We Have Black History Month Because We “Forget”

We Have Black History Month Because We “Forget” February 2, 2018

Our annual observance of Black History Month often brings a chorus of “Why’s” from both the innocently uninformed and the malicious racists. Let’s be clear: We have Black History month because we have short memories when it comes to our national sins against African-Americans.

The collective “we” vaguely remember the millions enslaved but we “forget” the horror they experienced. We forget the horror of being property and all that comes with that. We forget the murders, the rapes, the forced labor, the beatings, and the destroyed families. Often we hope to minimize the horror by telling anecdotes of the “good” things about slavery. We attribute to the masters a benevolence that even the best of them did not possess. They owned humans and there is no painting that as anything but evil in all it’s aspects.

We forget that once freed from slavery every road to advancement for black Americans, every avenue to prosperity, every way to the pursuit of happiness, was strewn with barricades of hate, injustice, and violence. We forget that laws were written and enforced up into the 1960’s that specifically singled out black Americans for discriminatory treatment. We forget that the system built to serve the white majority has been left in place with few modifications and that the success of the white majority in the system they built has been used to suggest that there is some moral or intellectual failure on the part of black people.

A Sign On The Road To Success - Go Away!
A Sign On The Road To Success – Go Away!

Look! That Person Succeeded.

We point to African-Americans who succeeded, to those who became standouts in science, medicine, law, education, industry, sports, business, music, and other arts, and we comfort ourselves as we say: “Look, they made it. What is wrong with the others?” But their success is not that borne of a level field or a fair system. Their success is that of extraordinary people who pounded on the weaknesses and slipped through the few pores in barricades that kept generations from the American dream. Their success required from them a strength and a determination that few of us possess. Their success required from them a level of talent and persistence that was never required from any white person. And, in some states today, these achievements we refer to in an effort to salve our conscience have been purged from state-approved history books.

Vietnam. Back Home They Could Not Eat Where White People Ate In Some Places.
Blood in Vietnam.
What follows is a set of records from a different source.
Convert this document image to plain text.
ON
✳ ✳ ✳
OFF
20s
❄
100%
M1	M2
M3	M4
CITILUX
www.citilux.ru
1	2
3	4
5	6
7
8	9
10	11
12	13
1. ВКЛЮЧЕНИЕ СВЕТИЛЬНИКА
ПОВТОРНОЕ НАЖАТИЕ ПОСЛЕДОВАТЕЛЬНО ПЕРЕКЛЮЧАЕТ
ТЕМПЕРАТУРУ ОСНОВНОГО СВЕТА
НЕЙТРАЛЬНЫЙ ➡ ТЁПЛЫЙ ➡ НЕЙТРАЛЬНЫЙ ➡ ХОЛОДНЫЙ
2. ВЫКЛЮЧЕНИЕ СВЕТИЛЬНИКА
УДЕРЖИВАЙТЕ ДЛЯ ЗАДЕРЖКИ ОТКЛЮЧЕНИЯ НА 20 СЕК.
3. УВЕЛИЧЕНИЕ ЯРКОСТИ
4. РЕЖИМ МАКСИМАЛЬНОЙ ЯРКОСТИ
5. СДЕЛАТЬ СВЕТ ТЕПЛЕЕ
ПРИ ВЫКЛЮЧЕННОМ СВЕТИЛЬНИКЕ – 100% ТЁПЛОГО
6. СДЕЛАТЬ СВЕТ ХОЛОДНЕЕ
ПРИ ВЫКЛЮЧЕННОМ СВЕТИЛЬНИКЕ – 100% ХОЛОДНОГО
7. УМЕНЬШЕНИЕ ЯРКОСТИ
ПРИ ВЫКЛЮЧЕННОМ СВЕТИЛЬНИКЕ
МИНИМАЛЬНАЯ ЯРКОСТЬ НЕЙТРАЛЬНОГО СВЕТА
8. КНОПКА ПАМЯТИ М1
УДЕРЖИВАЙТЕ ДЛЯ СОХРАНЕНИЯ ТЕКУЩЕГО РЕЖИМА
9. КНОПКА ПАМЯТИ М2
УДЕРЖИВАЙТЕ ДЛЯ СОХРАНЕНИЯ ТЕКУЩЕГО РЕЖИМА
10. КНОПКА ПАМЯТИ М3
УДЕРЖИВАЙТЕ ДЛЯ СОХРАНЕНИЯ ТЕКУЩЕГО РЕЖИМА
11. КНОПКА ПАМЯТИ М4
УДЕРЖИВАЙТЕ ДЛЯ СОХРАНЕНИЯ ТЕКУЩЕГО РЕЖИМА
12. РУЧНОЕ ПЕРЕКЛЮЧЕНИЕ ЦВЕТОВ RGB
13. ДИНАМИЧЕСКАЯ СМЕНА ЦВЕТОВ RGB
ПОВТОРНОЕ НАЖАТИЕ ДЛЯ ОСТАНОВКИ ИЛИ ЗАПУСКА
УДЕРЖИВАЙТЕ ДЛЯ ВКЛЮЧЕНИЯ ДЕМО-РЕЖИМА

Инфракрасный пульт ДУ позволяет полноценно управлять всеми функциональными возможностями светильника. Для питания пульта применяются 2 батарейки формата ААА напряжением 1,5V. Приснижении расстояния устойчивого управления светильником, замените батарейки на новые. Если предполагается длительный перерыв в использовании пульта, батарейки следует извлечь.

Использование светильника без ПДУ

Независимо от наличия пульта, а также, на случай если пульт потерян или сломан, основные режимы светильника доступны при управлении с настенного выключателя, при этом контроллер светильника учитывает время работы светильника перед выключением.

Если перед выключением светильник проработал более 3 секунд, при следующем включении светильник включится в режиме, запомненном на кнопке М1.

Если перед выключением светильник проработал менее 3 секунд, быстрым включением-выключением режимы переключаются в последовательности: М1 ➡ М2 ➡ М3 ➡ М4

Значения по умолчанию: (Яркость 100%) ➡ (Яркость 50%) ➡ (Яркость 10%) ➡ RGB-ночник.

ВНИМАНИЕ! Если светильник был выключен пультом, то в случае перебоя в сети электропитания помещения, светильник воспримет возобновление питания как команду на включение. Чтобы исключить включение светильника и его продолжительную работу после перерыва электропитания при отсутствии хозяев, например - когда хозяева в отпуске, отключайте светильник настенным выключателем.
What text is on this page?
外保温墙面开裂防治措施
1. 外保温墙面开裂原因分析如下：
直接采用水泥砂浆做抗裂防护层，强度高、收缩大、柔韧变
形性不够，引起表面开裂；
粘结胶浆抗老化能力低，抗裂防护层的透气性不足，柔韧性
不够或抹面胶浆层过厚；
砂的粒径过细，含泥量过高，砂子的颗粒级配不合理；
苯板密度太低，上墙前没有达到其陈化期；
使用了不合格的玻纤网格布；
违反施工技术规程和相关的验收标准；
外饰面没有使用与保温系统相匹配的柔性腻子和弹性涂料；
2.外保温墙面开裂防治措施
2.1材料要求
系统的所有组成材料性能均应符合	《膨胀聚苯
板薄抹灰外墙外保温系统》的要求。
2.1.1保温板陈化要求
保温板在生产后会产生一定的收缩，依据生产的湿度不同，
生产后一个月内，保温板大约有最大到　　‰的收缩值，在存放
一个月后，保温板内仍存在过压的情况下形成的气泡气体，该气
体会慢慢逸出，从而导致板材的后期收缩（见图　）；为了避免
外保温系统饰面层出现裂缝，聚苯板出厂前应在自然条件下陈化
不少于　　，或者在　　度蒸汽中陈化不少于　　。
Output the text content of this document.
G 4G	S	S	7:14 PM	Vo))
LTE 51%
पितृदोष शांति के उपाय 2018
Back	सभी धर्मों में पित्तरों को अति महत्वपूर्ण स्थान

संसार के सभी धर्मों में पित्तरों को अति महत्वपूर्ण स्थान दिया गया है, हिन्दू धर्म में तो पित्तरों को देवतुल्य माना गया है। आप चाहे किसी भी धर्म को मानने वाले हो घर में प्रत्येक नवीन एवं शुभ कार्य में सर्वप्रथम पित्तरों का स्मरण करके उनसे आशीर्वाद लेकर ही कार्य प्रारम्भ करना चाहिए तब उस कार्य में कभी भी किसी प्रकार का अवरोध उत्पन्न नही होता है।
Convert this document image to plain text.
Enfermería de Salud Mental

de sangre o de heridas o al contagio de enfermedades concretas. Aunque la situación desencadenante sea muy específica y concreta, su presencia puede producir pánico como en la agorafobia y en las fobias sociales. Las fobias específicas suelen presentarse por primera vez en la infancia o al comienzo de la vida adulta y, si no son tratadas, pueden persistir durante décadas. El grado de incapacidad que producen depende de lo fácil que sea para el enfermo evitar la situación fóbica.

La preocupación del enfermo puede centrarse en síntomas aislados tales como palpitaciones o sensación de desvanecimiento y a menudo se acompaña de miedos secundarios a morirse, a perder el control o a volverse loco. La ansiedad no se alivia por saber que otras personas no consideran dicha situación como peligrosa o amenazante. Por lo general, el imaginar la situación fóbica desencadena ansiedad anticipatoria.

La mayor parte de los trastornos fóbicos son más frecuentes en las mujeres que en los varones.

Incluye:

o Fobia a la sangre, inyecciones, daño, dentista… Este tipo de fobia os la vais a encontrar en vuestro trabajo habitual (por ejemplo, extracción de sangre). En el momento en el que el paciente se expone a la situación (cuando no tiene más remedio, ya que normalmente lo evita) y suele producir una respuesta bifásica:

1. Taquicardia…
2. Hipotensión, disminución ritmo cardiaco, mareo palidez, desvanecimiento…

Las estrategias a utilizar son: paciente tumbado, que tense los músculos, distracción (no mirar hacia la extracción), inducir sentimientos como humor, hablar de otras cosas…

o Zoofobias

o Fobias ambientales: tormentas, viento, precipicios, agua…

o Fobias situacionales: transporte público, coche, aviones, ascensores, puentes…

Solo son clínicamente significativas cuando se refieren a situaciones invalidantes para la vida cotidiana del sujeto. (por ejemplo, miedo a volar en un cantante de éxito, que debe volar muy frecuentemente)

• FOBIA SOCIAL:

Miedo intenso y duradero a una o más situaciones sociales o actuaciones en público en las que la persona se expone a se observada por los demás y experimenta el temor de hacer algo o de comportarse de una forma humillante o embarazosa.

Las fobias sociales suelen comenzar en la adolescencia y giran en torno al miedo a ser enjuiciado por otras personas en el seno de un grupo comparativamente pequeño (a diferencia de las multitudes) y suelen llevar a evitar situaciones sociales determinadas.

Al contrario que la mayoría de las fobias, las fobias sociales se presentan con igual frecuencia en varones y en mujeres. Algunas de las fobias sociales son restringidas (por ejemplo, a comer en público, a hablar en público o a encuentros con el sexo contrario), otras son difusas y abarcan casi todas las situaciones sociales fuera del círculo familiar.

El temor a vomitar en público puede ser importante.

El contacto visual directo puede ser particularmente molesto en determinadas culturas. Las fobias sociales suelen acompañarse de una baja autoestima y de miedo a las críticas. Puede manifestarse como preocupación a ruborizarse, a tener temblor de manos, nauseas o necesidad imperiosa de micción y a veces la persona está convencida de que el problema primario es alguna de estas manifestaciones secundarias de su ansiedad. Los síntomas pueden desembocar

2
No service at home.

We have a Black History Month because the children and grandchildren of slaves fought and died for America in two world wars as well as Korea and Vietnam. They then came home to an America that prospered while still actively preventing them from working, voting, seeking an education, and living as truly free people in the nation of their birth. In the nation they fought for, bled for, and died for, they were excluded from the freedom to enjoy many of the things that white Americans called essential to the “American Dream.”

From The Smallest Indignity To Lynching Our Society Conspired To Oppress Black Americans.
From The Smallest Indignity To Lynching.

Not The Distant Past.

We forget that we are one generation removed from the days when people were forced to eat in separate restaurants, prohibited from certain state-supported schools, denied service in many public businesses, refused care at hospitals, forbidden under penalty of law to marry outside their race, and kept from employment that they were more than qualified for only because they were black. We fail to remember that black Americans were denied the ballot through intimidation, poll taxes, and long and complex tests only black people were required to take and which few Americans today could pass even with the benefit of the education that black American’s were denied. The “land of the free,” in my lifetime, denied black Americans many basic freedoms.

White Americans Lynched And Killed Black Americans And Then Made Post Cards Like This One To Send To Friends And Relatives.
White Americans Made Post Cards Of Lynchings.

We have a Black History Month because our conveniently faulty memories explain away the constant verbal degradation a black person had to endure and still has to endure. We ignore the statistically improbable arrest and incarceration rate that can only be explained by a system rigged against black people. We gloss over the constant beatings, the government complicity, and the lack of recourse to justice. Today we don’t question when police negotiate with a mass killer but are unmoved as a nation when a black child with a toy gun, or a black man in a Walmart buying a toy gun, are shot within seconds with no conversation. And we have completely forgotten that for a good part of the 20th century American trees in the south were strewn with the “Strange Fruit” of lynched black Americans whose only crime was that they were Black in America.

Make America Great.

America’s “greatness” has been debated often in the last few years. America does have the potential for true greatness. This potential will be fulfilled when we ensure that all Americans have truly equal opportunities in a system designed for everyone. America’s greatness lies not in its past of crimes against black and native Americans, not in its mythic “dream” available only to select groups, America’s greatness lies in what it can become when it extends the right to “life, liberty, and the pursuit of happiness” to everyone.

We have a Black History Month because because it is too easy, and too convenient, for us to forget our national sins and the people we have sinned against.